Hundreds of users edited the page because of the problem, prompting the nonprofit to designate the page as “semi-protected,” Wikimedia told Bloomberg. (The foundation that runs Wikipedia did not immediately respond to Entrepreneur’s request for comment.)
“Semi-protected articles can only be edited by logged in users whose accounts are at least 4 days old and have made at least 10 edits,” Wikimedia said on the channel.
It’s not unusual to have to block pages after they’ve received many edits, and this kind of thing helps “ensure that Wikipedia’s content is neutral and well-sourced,” Wikimedia added.
The sentence on the subject of GDP continues to be edited.
“According to most scholars, countries, economists and central banks, a recession refers to a period of two or more consecutive quarters of decline in a country’s real gross domestic product (real GDP),” he said on Tuesday.

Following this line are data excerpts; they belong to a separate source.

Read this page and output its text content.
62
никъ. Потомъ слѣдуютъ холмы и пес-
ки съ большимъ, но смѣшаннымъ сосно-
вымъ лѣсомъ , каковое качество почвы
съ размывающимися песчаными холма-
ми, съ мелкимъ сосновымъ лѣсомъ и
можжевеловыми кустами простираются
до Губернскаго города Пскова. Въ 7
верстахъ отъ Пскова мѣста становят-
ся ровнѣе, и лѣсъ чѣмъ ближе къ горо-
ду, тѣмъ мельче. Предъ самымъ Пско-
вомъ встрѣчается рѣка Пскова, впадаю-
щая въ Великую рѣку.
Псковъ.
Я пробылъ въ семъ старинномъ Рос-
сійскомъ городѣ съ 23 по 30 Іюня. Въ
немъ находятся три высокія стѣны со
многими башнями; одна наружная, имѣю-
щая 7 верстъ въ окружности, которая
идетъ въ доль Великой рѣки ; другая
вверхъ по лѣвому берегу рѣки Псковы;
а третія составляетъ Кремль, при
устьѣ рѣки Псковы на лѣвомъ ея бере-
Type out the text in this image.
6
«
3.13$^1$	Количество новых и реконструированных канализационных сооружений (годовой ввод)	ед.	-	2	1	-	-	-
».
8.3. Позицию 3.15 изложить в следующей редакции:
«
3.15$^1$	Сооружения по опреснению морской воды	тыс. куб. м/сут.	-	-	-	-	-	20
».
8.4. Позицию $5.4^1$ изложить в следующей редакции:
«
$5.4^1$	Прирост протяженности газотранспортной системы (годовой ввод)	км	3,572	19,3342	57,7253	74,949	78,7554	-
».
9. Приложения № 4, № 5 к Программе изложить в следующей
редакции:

On Wednesday morning, it said: “Although the definition of a recession varies between different countries and academics, two consecutive quarters of decline in a country’s real gross domestic product (real GDP) is commonly used as the practical definition of a recession “.
However, as the report points out and the Wikipedia page goes on to say, a private non-profit organization called the National Bureau of Economic Research is the official word on whether or not the United States is in a recession.
But it’s a more cautious approach, and the organization doesn’t like having to change its tune. “The NBER’s definition emphasizes that a recession involves a significant decline in economic activity that extends throughout the economy and lasts more than a few months,” its website says.
“Wait until there is sufficient data to avoid the need for major revisions to the business cycle timeline,” the site adds.
And, so far, the NBER has been pretty adamant that we are not, in fact, in a recession, Bloomberg reported.